By Michael Craig on 5.1.03 @ 12:03AM
And, in the stock market, suckers will still be suckers.
I am right so infrequently that you'll have to excuse me for
rubbing it in.
Last September, star-crossed conglomerate Tyco International was
rallying in the stock market on the hope that sending off its prior
management in chains and replacing it with a blue-ribbon group
would make shareholders rich. I told you then such optimism was
wildly premature ("The
Greatest Fool," September 19, 2002). If no one could figure out
the company's prior results (and the company had gigantic debts
imminently due and the very few transactions that we could
understand cost the company enormous sums), what basis could there
be for concluding the company was undervalued?
Tyco retained David Boies to conduct an investigation of past
management and results. Boies had no ties to the old management,
nor did anyone who hired him. The New York Times estimated
that Boies's investigation cost $40 million, and involved more than
15,000 lawyer hours and more than 50,000 accountant hours. It found
no widespread fraud, but did find $382 million in prior earnings
generated by accounting tricks.
But that was back in December 2002. In March, the new management
announced that it found an additional $265 million in bad old
business. Obviously, they weren't paying Boies enough, or it is not
as easy as it seems to find a nine-figure fraud. The stock fell
from $14 to $12, but at least the other shoe dropped and the new,
honest management of Tyco could get to the business of turning the
company into the juggernaut the old management fraudulently told us
it was. The stock started rising again in the March/April bull
market.
I think it's time for Boies to find another client, or for Tyco
International to grow a beard and go on a book tour. Tyco is
admitting that it found another $1.2 billion in profits that it
will have to reverse. The stock actually rose slightly on the news.

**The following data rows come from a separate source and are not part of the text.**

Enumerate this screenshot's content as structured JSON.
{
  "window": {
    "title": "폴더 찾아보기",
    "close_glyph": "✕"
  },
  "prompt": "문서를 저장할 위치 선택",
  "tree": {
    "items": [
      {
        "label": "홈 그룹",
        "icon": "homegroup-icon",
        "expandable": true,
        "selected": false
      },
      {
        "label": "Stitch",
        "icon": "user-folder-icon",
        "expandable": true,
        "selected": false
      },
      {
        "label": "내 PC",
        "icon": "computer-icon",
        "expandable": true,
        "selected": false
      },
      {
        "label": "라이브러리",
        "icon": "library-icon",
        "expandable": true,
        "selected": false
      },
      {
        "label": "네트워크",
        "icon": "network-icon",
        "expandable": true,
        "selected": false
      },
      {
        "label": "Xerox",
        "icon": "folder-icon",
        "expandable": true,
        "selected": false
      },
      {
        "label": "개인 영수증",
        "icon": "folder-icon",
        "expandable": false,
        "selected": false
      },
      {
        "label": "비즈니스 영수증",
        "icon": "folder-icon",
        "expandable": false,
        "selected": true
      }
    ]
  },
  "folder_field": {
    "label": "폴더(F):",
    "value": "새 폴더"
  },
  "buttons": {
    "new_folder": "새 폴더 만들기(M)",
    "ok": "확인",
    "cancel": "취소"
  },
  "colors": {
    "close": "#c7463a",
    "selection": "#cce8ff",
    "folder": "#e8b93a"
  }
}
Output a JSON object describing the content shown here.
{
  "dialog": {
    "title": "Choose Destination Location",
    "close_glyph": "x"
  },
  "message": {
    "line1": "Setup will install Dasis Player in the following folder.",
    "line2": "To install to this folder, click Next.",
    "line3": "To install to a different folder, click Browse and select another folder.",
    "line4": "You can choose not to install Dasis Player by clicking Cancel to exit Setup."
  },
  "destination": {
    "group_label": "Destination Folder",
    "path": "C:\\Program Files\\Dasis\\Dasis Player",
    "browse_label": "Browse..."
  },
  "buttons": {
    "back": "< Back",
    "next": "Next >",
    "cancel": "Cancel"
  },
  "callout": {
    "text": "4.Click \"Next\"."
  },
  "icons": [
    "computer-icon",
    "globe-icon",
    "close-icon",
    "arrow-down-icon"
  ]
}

Was this finally "the other shoe" for Tyco? What if Tyco is a
spider? Or a centipede?
ImClone's latest problems suggest the same punch-drunk attitude
by investors. The CEO and Chairman both resigned this week while
the government investigates whether the company failed to pay taxes
on stock options awarded executives over the years. The previous
CEO is on his way to the slammer. The company can't file its 2002
fourth-quarter report. It has yet to schedule its 2003 annual
meeting. The NASD has initiated delisting procedures. And they have
no CEO or Chairman.
The stock lost all of thirty cents in the market after these
announcements. The editor of an investor newsletter on med-tech
issues said, "As far as Erbitux [ImClone's sole product, an
unapproved cancer drug] goes, this announcement doesn't matter. The
entire value of the company is tied up in Erbitux." (If the company
can succeed without a Chairman or CEO, it makes you wonder what the
Waksals did to merit all those stock options.)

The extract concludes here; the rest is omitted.